The newest movie to explore the politics of the #MeToo movement is Ridley Scott’s “The Last Duel” and it was snubbed by the Academy for its troubles.
“The Last Duel” is a spectacular work of filmmaking. It continues the tradition of such contemporary Hollywood epics as “Braveheart” and “Gladiator,” with huge set piece moments populated with larger than life characters.
Scott is well acquainted with the Academy. He has received four Oscar nominations over his decades-long career for “Thelma and Louise,” “Gladiator,” “Black Hawk Down” and “The Martian.”
“The Last Duel” is a modern epic with grand performances and beautiful production design. It should be a natural fit for the Academy. Its performers were due credit for their work, namely Matt Damon, Adam Driver and Ben Affleck.
Affleck lost a best supporting actor nomination and was instead nominated for a Razzie.

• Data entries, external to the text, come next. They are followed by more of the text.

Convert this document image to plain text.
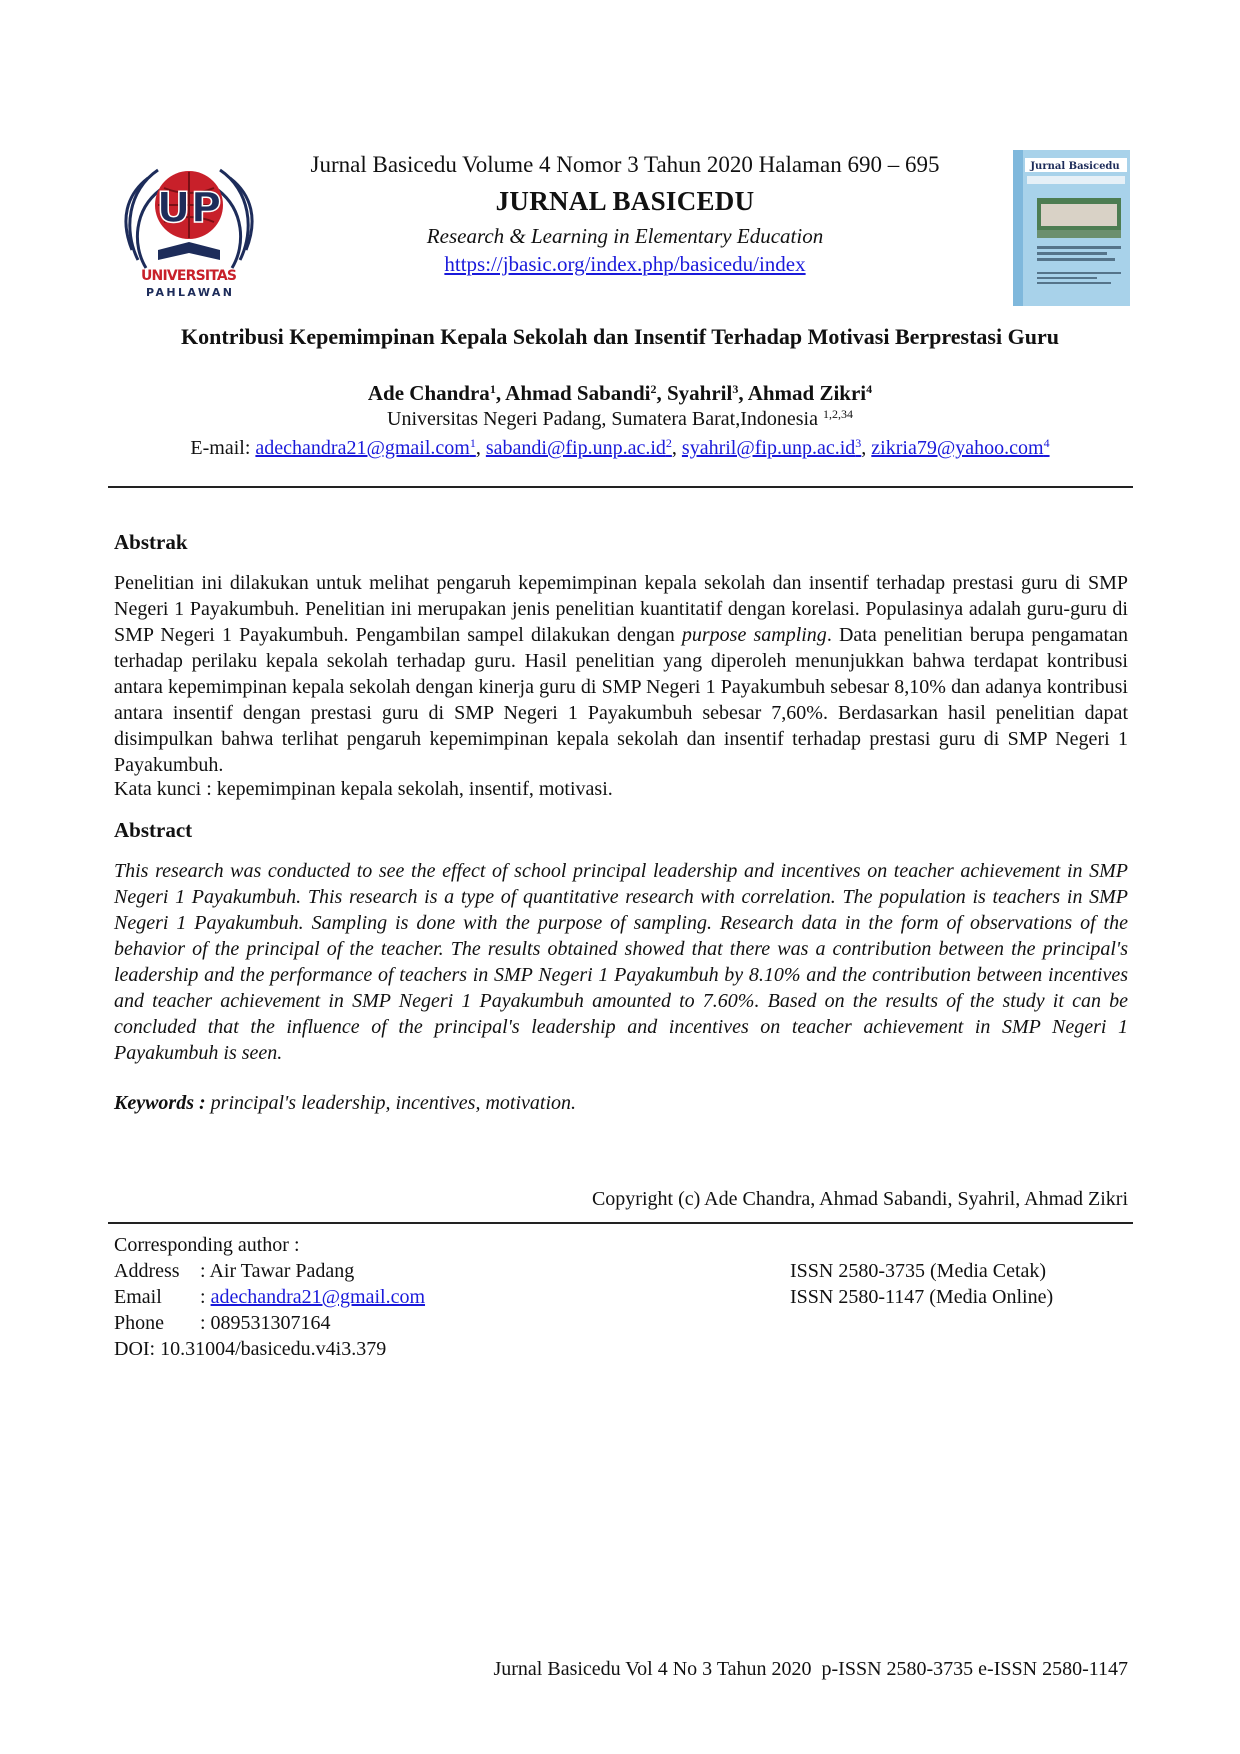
UP
UNIVERSITAS
PAHLAWAN
Jurnal Basicedu
Jurnal Basicedu Volume 4 Nomor 3 Tahun 2020 Halaman 690 – 695
JURNAL BASICEDU
Research & Learning in Elementary Education
https://jbasic.org/index.php/basicedu/index
Kontribusi Kepemimpinan Kepala Sekolah dan Insentif Terhadap Motivasi Berprestasi Guru
Ade Chandra$^1$, Ahmad Sabandi$^2$, Syahril$^3$, Ahmad Zikri$^4$
Universitas Negeri Padang, Sumatera Barat,Indonesia $^{1,2,34}$
E-mail: adechandra21@gmail.com$^1$, sabandi@fip.unp.ac.id$^2$, syahril@fip.unp.ac.id$^3$, zikria79@yahoo.com$^4$
Abstrak
Penelitian ini dilakukan untuk melihat pengaruh kepemimpinan kepala sekolah dan insentif terhadap prestasi guru di SMP Negeri 1 Payakumbuh. Penelitian ini merupakan jenis penelitian kuantitatif dengan korelasi. Populasinya adalah guru-guru di SMP Negeri 1 Payakumbuh. Pengambilan sampel dilakukan dengan purpose sampling. Data penelitian berupa pengamatan terhadap perilaku kepala sekolah terhadap guru. Hasil penelitian yang diperoleh menunjukkan bahwa terdapat kontribusi antara kepemimpinan kepala sekolah dengan kinerja guru di SMP Negeri 1 Payakumbuh sebesar 8,10% dan adanya kontribusi antara insentif dengan prestasi guru di SMP Negeri 1 Payakumbuh sebesar 7,60%. Berdasarkan hasil penelitian dapat disimpulkan bahwa terlihat pengaruh kepemimpinan kepala sekolah dan insentif terhadap prestasi guru di SMP Negeri 1 Payakumbuh.
Kata kunci : kepemimpinan kepala sekolah, insentif, motivasi.
Abstract
This research was conducted to see the effect of school principal leadership and incentives on teacher achievement in SMP Negeri 1 Payakumbuh. This research is a type of quantitative research with correlation. The population is teachers in SMP Negeri 1 Payakumbuh. Sampling is done with the purpose of sampling. Research data in the form of observations of the behavior of the principal of the teacher. The results obtained showed that there was a contribution between the principal's leadership and the performance of teachers in SMP Negeri 1 Payakumbuh by 8.10% and the contribution between incentives and teacher achievement in SMP Negeri 1 Payakumbuh amounted to 7.60%. Based on the results of the study it can be concluded that the influence of the principal's leadership and incentives on teacher achievement in SMP Negeri 1 Payakumbuh is seen.
Keywords : principal's leadership, incentives, motivation.
Copyright (c) Ade Chandra, Ahmad Sabandi, Syahril, Ahmad Zikri
Corresponding author :
Address : Air Tawar Padang
Email : adechandra21@gmail.com
Phone : 089531307164
DOI: 10.31004/basicedu.v4i3.379
ISSN 2580-3735 (Media Cetak)
ISSN 2580-1147 (Media Online)
Jurnal Basicedu Vol 4 No 3 Tahun 2020  p-ISSN 2580-3735 e-ISSN 2580-1147
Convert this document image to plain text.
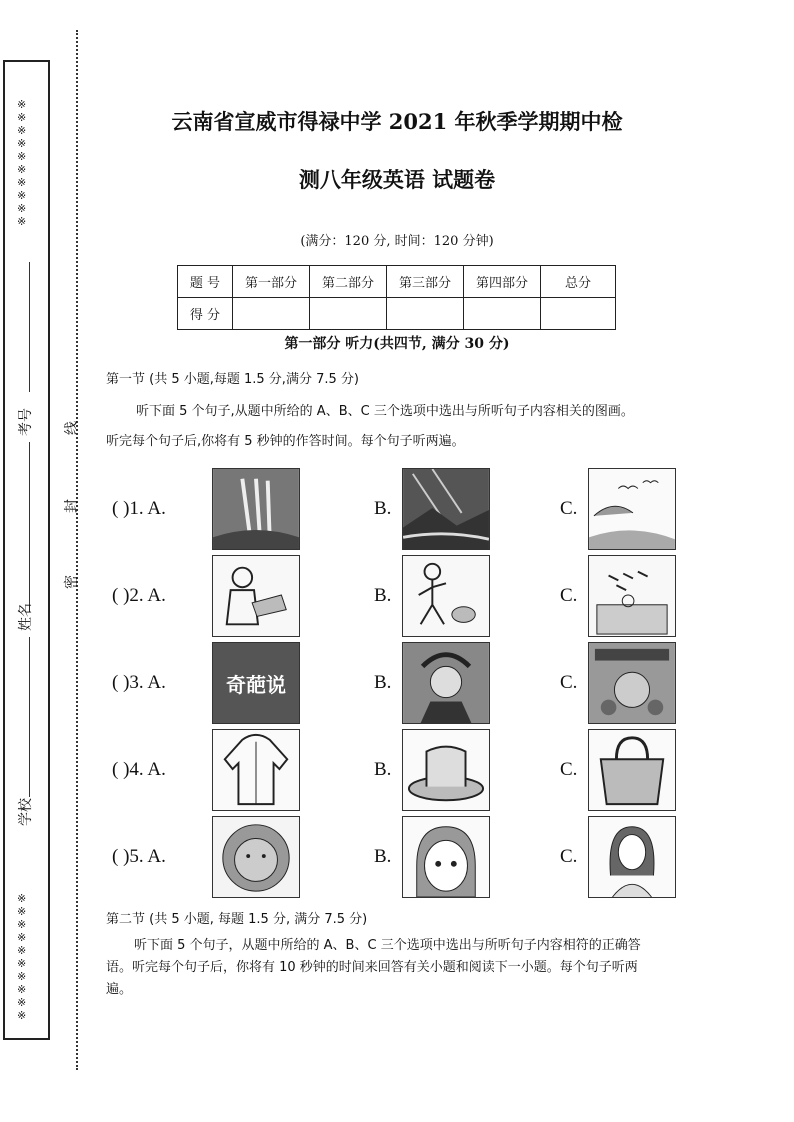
※※※※※※※※※※
考号
姓名
学校
※※※※※※ ※※※※
线
封
密
云南省宣威市得禄中学 2021 年秋季学期期中检
测八年级英语 试题卷
(满分：120 分, 时间：120 分钟)
题 号	第一部分	第二部分	第三部分	第四部分	总分
得 分					
第一部分 听力(共四节, 满分 30 分)
第一节 (共 5 小题,每题 1.5 分,满分 7.5 分)
听下面 5 个句子,从题中所给的 A、B、C 三个选项中选出与所听句子内容相关的图画。
听完每个句子后,你将有 5 秒钟的作答时间。每个句子听两遍。
( )1. A.	B.	C.
( )2. A.	B.	C.
( )3. A.	奇葩说	B.	C.
( )4. A.	B.	C.
( )5. A.	B.	C.
第二节 (共 5 小题, 每题 1.5 分, 满分 7.5 分)
听下面 5 个句子，从题中所给的 A、B、C 三个选项中选出与所听句子内容相符的正确答
语。听完每个句子后，你将有 10 秒钟的时间来回答有关小题和阅读下一小题。每个句子听两
遍。
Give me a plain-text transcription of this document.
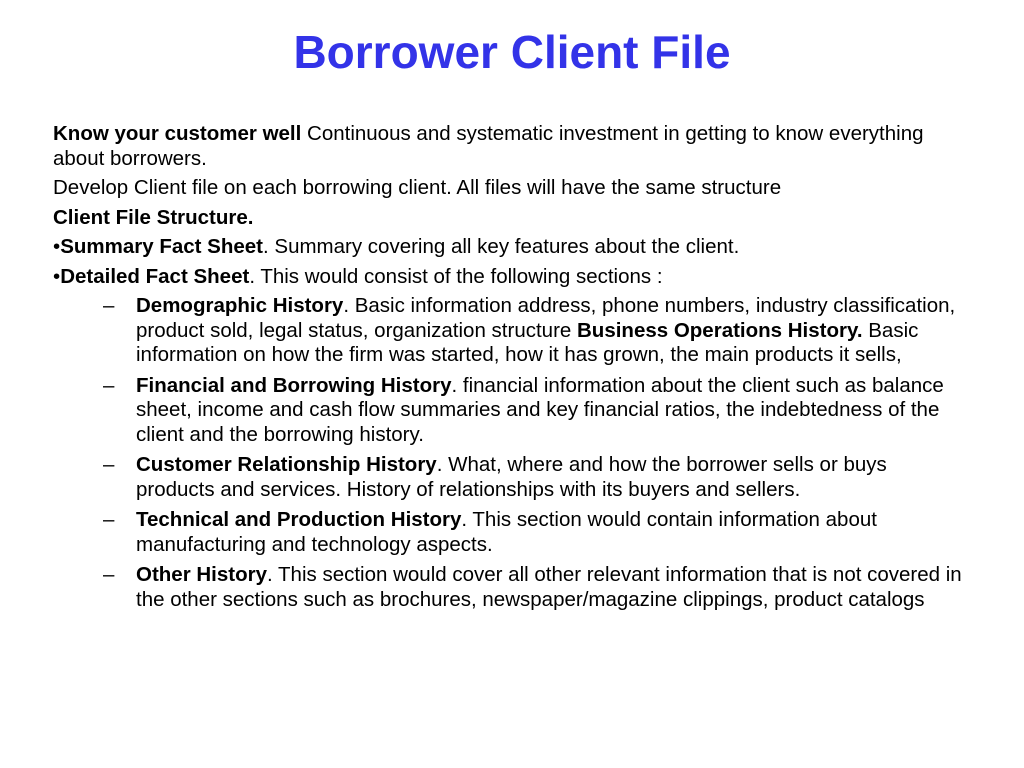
Borrower Client File

Know your customer well Continuous and systematic investment in getting to know everything about borrowers.

Develop Client file on each borrowing client. All files will have the same structure

Client File Structure.

•Summary Fact Sheet. Summary covering all key features about the client.

•Detailed Fact Sheet. This would consist of the following sections :

– Demographic History. Basic information address, phone numbers, industry classification, product sold, legal status, organization structure Business Operations History. Basic information on how the firm was started, how it has grown, the main products it sells,
– Financial and Borrowing History. financial information about the client such as balance sheet, income and cash flow summaries and key financial ratios, the indebtedness of the client and the borrowing history.
– Customer Relationship History. What, where and how the borrower sells or buys products and services. History of relationships with its buyers and sellers.
– Technical and Production History. This section would contain information about manufacturing and technology aspects.
– Other History. This section would cover all other relevant information that is not covered in the other sections such as brochures, newspaper/magazine clippings, product catalogs
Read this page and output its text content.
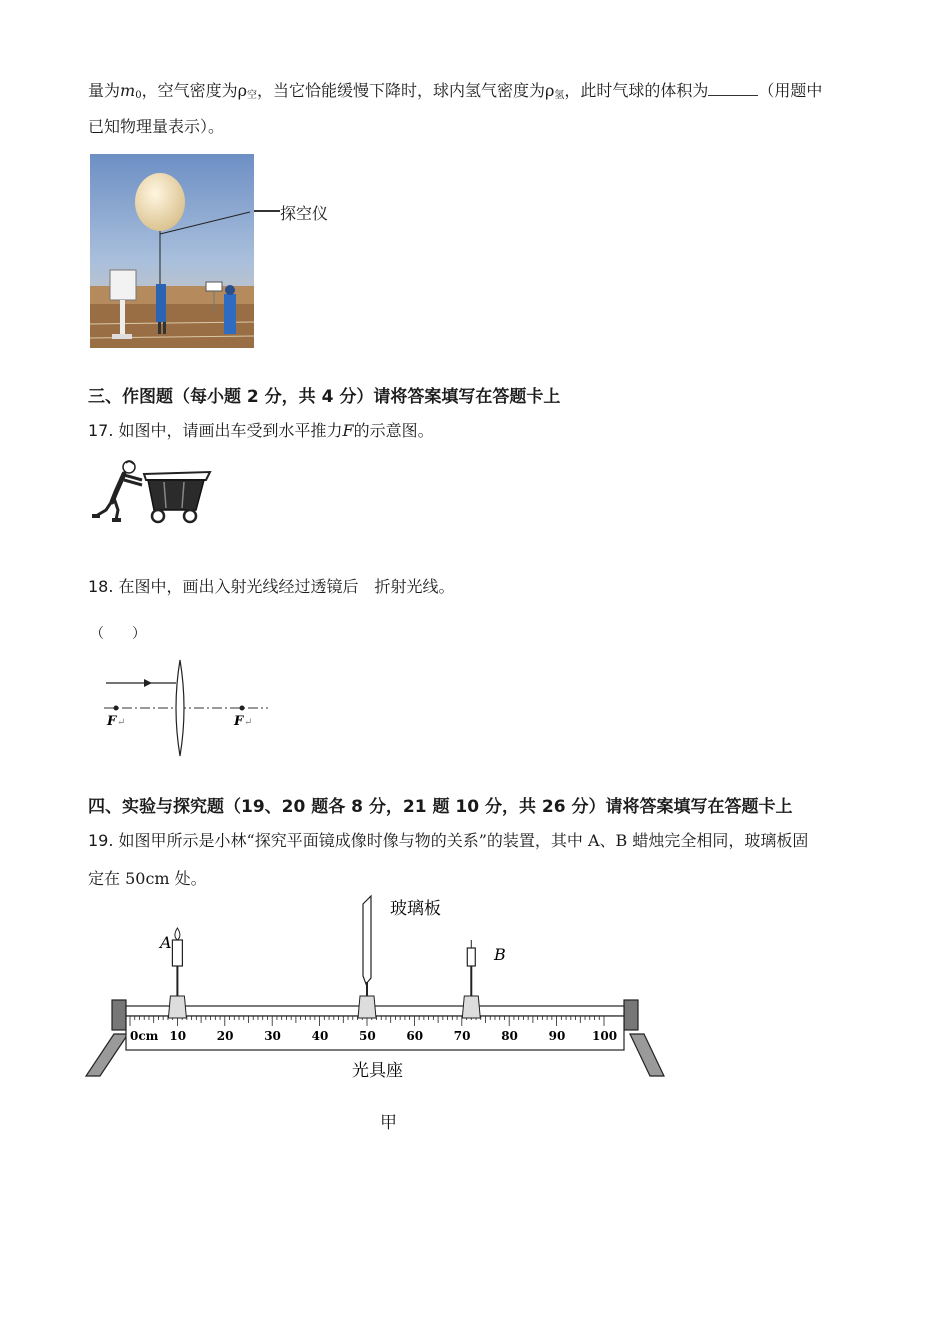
量为$m_0$，空气密度为$\rho_空$，当它恰能缓慢下降时，球内氢气密度为$\rho_氢$，此时气球的体积为	（用题中
已知物理量表示）。
探空仪
三、作图题（每小题 2 分，共 4 分）请将答案填写在答题卡上
17. 如图中，请画出车受到水平推力F的示意图。
18. 在图中，画出入射光线经过透镜后　折射光线。
（　　）
F ↵	F ↵
四、实验与探究题（19、20 题各 8 分，21 题 10 分，共 26 分）请将答案填写在答题卡上
19. 如图甲所示是小林“探究平面镜成像时像与物的关系”的装置，其中 A、B 蜡烛完全相同，玻璃板固
定在 50cm 处。
0cm 10	20	30	40	50	60	70	80	90 100
A
B
玻璃板
光具座
甲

The omission of “The Last Duel” is curious given that it is in complete alignment with the politics of the moment. It’s a film that is beholden to the politics of the #MeToo era. The heart of the film is a dogma that rejects as corrupt appeals to virtue, ethics and values. Instead, it sees the only valid moral perspective that of the oppressed against their oppressors.
The film arrives in theaters as the #MeToo movement is falling apart.
It was briefly the most powerful political movement in the country. Now Damon and Terry Gilliam have broken with #MeToo extremism, though Damon was forced to apologize after saying that consequences should be in proportion to the severity of the transgression. And Gilliam’s upcoming production of Stephen Sondheim’s “Into the Woods” got canceled.
#MeToo’s fall into irrelevance hasn’t stopped Hollywood from mythologizing the movement’s ideals. Films like “The Assistant,” “Bombshell,” and “Promising Young Woman” are exploring the top-down nature of Hollywood’s abuse problem and even encourage “Death Wish”-style retributive justice against abusive men in the latter case.
The conceit in“The Last Duel” is that it is told in three segments. Each follows one of the film’s three main characters — Sir Jean, Jacques, and Marguerite — and tells the same events from each perspective.
The story centers on whether Jean’s wife, Marguerite, was raped by his former friend Jacques. It follows the two men arranging a trial by combat that will, in the thinking of the time, determine who is speaking the truth in the eyes of God.
The first two segments play the same events in a biased fashion. Jean fancies himself a noble knight, and Jacques fancies himself a romantic playboy. Their own narrations of the events downplay their character faults.
Marguerite’s segment, declared by a title card as the truth, reveals both men to be liars, boors and rapists. They’re both cruel, egotistical, and unreceptive men who use her for sex. She isn’t even able to seek legal redress without the aid of her husband, who is mostly just infuriated that Jacques would dare to lust after his wife.
“The Last Duel” is a work of postmodern moral relativism, a contemplation of the nature of power and morality set against the patriarchal society of medieval France. Yet the film’s only consistent message is that power is corrupt and that victims are the only reliable tellers of history.
As Harriet Walter’s character, the mother of Sir Jean and a rape victim herself, says, “There is no right, there is only the power of men.” The movie only works, if you don’t question its conceit. The film amounts to a 150-minute lecture about the evils of men, the Catholic Church and monarchism.
It makes the same mistake as the #MeToo movement, assuming women lack complex motivations or flaws. That such a calculus risks destroying innocent lives is a possibility the film doesn’t bother to entertain.
“The Last Duel” might well be one of the best films of 2021, but it is morally shallow. It holds feminist dogma sacred and obscures truth when it doesn’t deliver the retributive justice the #MeToo movement demands. It is curious why Hollywood wouldn’t be more supportive of it.